Doch die beiden verhalten sich richtig, denn bevor sie im Raum ihre Stellung einrichten, verhängen sie das Fenster mit einer Gaze. Dabei handelt es sich um einen dunklen Vorhang aus halbdurchsichtigem Gewebe, der die Durchsicht von außen erschwert. „Wenn ich direkt vorne am Fenster Bewegungen ausführe, dann ist das von außerhalb des Gebäudes relativ leicht aufzuklären“, erklärt Gruppenführer Auge. “Bin ich mehr im Gebäude drin, also in der Tiefe des Raumes, dann ist das von außen deutlich schwerer aufzuklären, weil der Raum hinten deutlich dunkler ist.“ Zur Sicherheit verhängen die beiden die Rückwand hinter dem Schützen zusätzlich mit einer Zeltbahn. „Die Schützen würden sich vor der hellen Betonwand abheben“, beschreibt Auge den Vorgang.
Klicken, Atmen, Feuer
Die Kampfstellung ist eingerichtet, Chris und Bob beobachten aus der Tiefe des Raumes ihr Ziel.
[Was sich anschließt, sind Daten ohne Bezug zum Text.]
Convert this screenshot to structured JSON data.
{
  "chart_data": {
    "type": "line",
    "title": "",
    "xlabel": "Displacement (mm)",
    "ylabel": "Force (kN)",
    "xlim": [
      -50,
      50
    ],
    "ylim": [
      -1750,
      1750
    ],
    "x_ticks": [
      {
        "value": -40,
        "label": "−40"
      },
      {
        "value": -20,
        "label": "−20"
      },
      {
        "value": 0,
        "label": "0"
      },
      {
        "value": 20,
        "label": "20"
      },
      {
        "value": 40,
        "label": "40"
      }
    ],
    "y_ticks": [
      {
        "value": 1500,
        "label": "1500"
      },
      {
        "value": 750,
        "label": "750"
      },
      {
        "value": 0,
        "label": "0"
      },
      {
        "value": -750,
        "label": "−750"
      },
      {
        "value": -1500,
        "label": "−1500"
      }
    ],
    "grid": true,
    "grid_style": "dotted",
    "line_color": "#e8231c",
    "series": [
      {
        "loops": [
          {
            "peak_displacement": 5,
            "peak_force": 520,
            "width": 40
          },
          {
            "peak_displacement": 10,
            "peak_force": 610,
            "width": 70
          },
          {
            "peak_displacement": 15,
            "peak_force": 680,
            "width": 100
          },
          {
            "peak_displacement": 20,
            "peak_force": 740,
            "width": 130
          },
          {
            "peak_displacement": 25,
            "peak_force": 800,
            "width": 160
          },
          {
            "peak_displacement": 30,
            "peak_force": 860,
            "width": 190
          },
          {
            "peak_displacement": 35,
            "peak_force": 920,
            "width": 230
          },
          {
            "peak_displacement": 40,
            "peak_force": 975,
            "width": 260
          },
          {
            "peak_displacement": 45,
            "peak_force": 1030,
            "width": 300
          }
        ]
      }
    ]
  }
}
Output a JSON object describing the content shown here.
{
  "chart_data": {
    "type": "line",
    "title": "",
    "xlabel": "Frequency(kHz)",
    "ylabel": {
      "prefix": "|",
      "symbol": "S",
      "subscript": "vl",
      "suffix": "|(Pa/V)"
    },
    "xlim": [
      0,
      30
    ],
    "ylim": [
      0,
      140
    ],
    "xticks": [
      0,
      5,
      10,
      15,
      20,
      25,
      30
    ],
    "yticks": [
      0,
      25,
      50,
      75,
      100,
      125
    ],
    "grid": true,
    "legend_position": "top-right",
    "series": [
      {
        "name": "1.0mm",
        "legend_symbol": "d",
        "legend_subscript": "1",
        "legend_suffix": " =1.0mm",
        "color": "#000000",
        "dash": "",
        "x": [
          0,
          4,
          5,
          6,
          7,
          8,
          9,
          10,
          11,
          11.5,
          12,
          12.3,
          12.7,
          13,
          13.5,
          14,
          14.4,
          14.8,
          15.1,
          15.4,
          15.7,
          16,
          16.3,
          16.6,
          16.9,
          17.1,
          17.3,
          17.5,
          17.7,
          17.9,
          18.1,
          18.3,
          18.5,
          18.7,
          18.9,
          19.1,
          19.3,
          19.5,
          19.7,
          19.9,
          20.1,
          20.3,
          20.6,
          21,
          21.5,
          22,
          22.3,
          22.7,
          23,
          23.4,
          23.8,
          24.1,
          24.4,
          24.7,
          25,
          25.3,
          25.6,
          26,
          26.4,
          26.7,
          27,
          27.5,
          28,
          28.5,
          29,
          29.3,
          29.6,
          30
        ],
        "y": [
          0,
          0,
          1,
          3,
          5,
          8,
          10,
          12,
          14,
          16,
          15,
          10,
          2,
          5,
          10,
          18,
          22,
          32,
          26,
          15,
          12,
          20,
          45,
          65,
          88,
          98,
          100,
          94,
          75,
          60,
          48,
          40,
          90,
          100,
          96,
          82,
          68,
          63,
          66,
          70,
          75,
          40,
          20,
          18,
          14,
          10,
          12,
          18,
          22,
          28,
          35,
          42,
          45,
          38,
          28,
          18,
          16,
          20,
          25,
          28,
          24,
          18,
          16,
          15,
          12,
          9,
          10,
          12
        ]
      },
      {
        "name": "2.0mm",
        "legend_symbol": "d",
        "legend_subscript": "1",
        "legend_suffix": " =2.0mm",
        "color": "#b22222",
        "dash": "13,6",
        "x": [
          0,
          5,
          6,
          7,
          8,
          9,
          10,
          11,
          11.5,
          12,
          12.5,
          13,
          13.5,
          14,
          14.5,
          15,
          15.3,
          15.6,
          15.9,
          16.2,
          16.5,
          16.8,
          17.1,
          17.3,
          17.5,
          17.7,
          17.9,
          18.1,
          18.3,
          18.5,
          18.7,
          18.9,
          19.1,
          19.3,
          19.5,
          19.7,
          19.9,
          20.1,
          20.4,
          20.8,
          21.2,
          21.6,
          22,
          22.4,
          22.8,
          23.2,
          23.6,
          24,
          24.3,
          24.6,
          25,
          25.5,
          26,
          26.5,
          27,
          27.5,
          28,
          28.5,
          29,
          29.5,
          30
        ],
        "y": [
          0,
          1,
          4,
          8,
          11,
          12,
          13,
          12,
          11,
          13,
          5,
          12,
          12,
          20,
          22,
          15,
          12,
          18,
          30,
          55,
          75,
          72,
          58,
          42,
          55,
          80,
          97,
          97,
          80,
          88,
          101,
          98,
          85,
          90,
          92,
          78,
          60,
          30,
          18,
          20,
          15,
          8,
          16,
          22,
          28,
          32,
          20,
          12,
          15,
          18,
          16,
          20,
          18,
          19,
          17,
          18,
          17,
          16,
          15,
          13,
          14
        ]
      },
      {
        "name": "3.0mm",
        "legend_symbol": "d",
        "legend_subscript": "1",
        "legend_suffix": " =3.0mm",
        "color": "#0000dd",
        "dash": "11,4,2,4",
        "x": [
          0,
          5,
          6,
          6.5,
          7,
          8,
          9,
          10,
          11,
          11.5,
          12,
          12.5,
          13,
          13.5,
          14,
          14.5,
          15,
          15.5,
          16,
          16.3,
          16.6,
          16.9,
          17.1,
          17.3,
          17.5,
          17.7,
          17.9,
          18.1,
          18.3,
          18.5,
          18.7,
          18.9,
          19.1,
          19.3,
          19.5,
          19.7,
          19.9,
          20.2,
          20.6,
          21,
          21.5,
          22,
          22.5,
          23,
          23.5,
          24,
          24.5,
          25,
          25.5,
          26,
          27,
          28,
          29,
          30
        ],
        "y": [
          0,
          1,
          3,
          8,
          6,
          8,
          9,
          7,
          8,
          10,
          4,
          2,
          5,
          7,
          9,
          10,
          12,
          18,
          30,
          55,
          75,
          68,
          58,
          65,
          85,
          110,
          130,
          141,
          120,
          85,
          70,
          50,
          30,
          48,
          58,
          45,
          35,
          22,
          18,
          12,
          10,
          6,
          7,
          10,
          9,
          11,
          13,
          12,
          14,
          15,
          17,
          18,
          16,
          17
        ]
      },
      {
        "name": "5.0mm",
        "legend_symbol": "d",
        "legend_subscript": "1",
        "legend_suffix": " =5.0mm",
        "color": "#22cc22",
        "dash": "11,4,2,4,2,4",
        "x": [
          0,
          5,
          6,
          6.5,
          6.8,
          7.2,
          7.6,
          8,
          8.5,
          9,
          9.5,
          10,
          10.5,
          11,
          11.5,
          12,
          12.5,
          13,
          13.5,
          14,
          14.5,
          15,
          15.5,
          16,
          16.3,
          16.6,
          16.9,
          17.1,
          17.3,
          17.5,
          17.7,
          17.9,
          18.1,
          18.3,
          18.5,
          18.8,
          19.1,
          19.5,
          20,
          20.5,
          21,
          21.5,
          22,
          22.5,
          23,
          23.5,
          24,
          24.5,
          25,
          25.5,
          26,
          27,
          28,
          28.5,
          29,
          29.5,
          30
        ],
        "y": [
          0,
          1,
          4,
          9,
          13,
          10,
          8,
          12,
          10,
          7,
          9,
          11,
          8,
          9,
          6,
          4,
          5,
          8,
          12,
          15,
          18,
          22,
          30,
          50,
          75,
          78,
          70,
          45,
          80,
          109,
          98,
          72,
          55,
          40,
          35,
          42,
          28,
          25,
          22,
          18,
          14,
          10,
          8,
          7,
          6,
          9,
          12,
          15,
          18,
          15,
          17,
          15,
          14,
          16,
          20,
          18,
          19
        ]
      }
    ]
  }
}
Jetzt kann der Auftrag ausgeführt werden. Es kommt nun auf Chris an. Als Spotter erfasst er das Ziel und gibt die Entfernung und die notwendigen Korrekturen für das Zielfernrohr des Scharfschützengewehrs an Bob weiter. Ein leises Klicken an der Optik und die geflüsterte Wiederholung der Einstellungen signalisieren Chris, dass Bob die Einstellungen an der Waffe vorgenommen hat. Die Freigabe zum Schuss wurde über Funk erteilt. „Spotter fertig“, flüstert Chris. Den Finger weiterhin lang am Abzug atmet Bob tief ein und zur Hälfte wieder aus. Langsam gleitet sein Finger an den Abzug. „Fertig“, erwidert er leise. Auf das geflüsterte „Feuer“ durch Chris, wiederholt Bob die Atemübung und krümmt ab. „Ziel vernichtet“, flüstert Chris, der das Ziel die ganze Zeit über beobachtet hat.
Die Scharfschützen haben den Feind gezielt bekämpft und wurden dank ihres umsichtigen Vorgehens nicht erkannt. Die Ausbilder sind zufrieden. Für den Gegner bedeutet der Einsatz von Scharfschützen, dass er jederzeit – auch bei Nacht – bereits auf große Distanz in das Visier von Chris und seinem Trupp geraten kann.